Menurut Hensa, DPR bisa jadi sedang menjadikan surat tersebut sebagai alat tawar menawar kepada Gibran, sehingga mereka pun menunggu momentum untuk membahas surat tersebut.
“Surat ini bisa jadi alat tawar-menawar supaya wapres ini mengikuti pak Prabowo lah. Pada saatnya momennya tiba, surat ini bisa digunakan untuk memakzulkan Mas Gibran,” imbuhnya.
Selain itu, Hensa melihat bahwa parpol-parpol parlemen ini bisa jadi masih membahas soal siapa yang akan menggantikan Gibran, jika surat tersebut dibahas
Untuk itu, ia mengatakan, surat tersebut kemungkinan akan dibacakan oleh DPR ketika para parpol di parlemen sudah sepakat soal siapa pengganti Gibran.

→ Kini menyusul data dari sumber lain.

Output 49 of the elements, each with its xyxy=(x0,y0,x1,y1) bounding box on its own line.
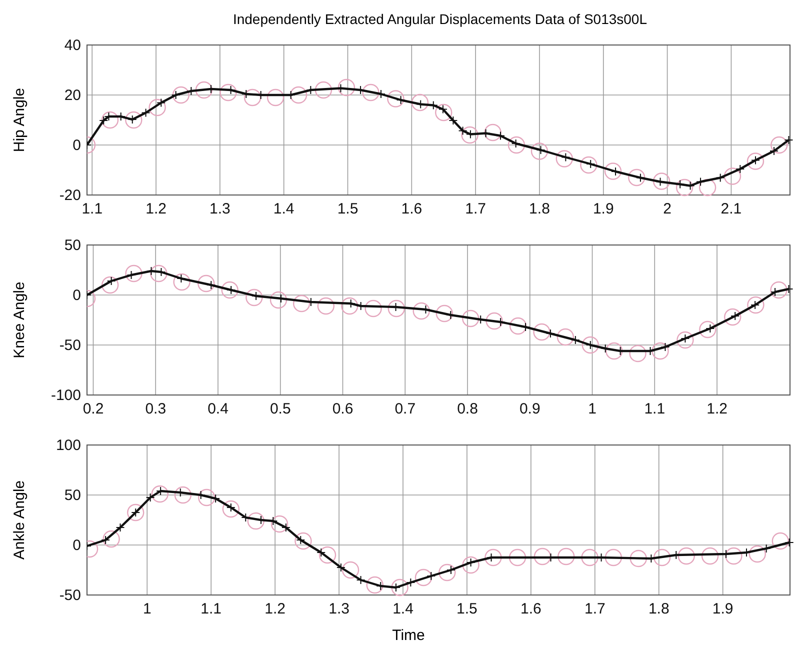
x-tick-label: 1.1 xyxy=(644,400,666,418)
x-tick-label: 1.1 xyxy=(200,600,222,618)
x-tick-label: 1.4 xyxy=(392,600,414,618)
x-tick-label: 1 xyxy=(142,600,152,618)
y-axis-title: Ankle Angle xyxy=(11,480,28,560)
x-tick-label: 1.6 xyxy=(401,200,422,218)
x-tick-label: 1.2 xyxy=(706,400,728,418)
x-tick-label: 1.5 xyxy=(456,600,478,618)
x-tick-label: 1.9 xyxy=(592,200,614,218)
x-tick-label: 0.6 xyxy=(332,400,354,418)
x-tick-label: 1.3 xyxy=(210,200,230,218)
x-tick-label: 1.8 xyxy=(529,200,550,218)
x-tick-label: 1.6 xyxy=(520,600,542,618)
x-tick-label: 1.1 xyxy=(82,200,103,218)
x-tick-label: 1.5 xyxy=(337,200,358,218)
x-tick-label: 1.2 xyxy=(264,600,286,618)
y-tick-label: -20 xyxy=(59,186,81,204)
x-tick-label: 1.7 xyxy=(465,200,486,218)
x-tick-label: 2 xyxy=(663,200,672,218)
x-tick-label: 0.4 xyxy=(208,400,228,418)
y-tick-label: -100 xyxy=(50,386,81,404)
y-tick-label: -50 xyxy=(59,336,81,354)
y-tick-label: 0 xyxy=(72,286,81,304)
y-tick-label: 20 xyxy=(64,86,81,104)
x-tick-label: 0.2 xyxy=(82,400,104,418)
x-tick-label: 1.3 xyxy=(328,600,350,618)
x-tick-label: 1.4 xyxy=(273,200,294,218)
x-tick-label: 2.1 xyxy=(720,200,742,218)
y-tick-label: 50 xyxy=(64,236,81,254)
y-tick-label: -50 xyxy=(59,586,81,604)
chart-title: Independently Extracted Angular Displacements Data of S013s00L xyxy=(232,11,648,27)
y-tick-label: 0 xyxy=(72,136,81,154)
y-tick-label: 100 xyxy=(56,436,81,454)
x-tick-label: 0.5 xyxy=(270,400,291,418)
x-tick-label: 0.9 xyxy=(519,400,540,418)
x-tick-label: 0.7 xyxy=(394,400,416,418)
x-tick-label: 1.7 xyxy=(584,600,606,618)
x-tick-label: 0.3 xyxy=(145,400,166,418)
y-axis-title: Knee Angle xyxy=(11,282,28,358)
x-axis-title: Time xyxy=(392,627,425,644)
y-axis-title: Hip Angle xyxy=(11,88,28,152)
y-tick-label: 50 xyxy=(64,486,81,504)
x-tick-label: 0.8 xyxy=(457,400,478,418)
y-tick-label: 0 xyxy=(72,536,81,554)
y-tick-label: 40 xyxy=(64,36,81,54)
x-tick-label: 1.2 xyxy=(146,200,166,218)
x-tick-label: 1 xyxy=(588,400,596,418)
x-tick-label: 1.9 xyxy=(712,600,734,618)
x-tick-label: 1.8 xyxy=(648,600,670,618)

“Kalau Mas Gibran dimakzulkan, harus ada tindak lanjut. Siapa penggantinya? Apakah dari salah satu partai politik? Saya rasa sampai ada kesepakatan siapa yang akan menjadi wakil presiden pengganti, saya rasa surat itu tidak akan dibacakan oleh DPR,” pungkasnya.
Sebelumnya, Forum Purnawirawan Prajurit TNI mengancam akan menduduki Gedung MPR RI di Senayan, Jakarta, jika DPR dan MPR tak kunjung memproses usulan pemakzulan Wakil Presiden Gibran Rakabuming Raka.
Ancaman itu disampaikan mantan Kepala Staf Angkatan Laut (KSAL), Laksamana TNI (Purn) Slamet Soebijanto, dalam jumpa pers di kawasan Kemang, Jakarta, Rabu (2/7/2025).
Ketegangan politik meningkat setelah Forum Purnawirawan Prajurit TNI menyatakan siap mengambil langkah paksa terhadap DPR dan MPR terkait mandeknya proses pemakzulan Wakil Presiden Gibran Rakabuming Raka.
Laksamana TNI (Purn) Slamet Soebijanto, menegaskan pihaknya kecewa karena surat resmi pemakzulan yang dikirim tak kunjung ditanggapi lembaga legislatif.
“Kalau sudah kita dekati dengan cara yang sopan, tapi diabaikan, enggak ada langkah lagi selain ambil secara paksa. Kita duduki MPR Senayan sana. Oleh karena itu saya minta siapkan kekuatan,” kata Slamet dalam pernyataannya.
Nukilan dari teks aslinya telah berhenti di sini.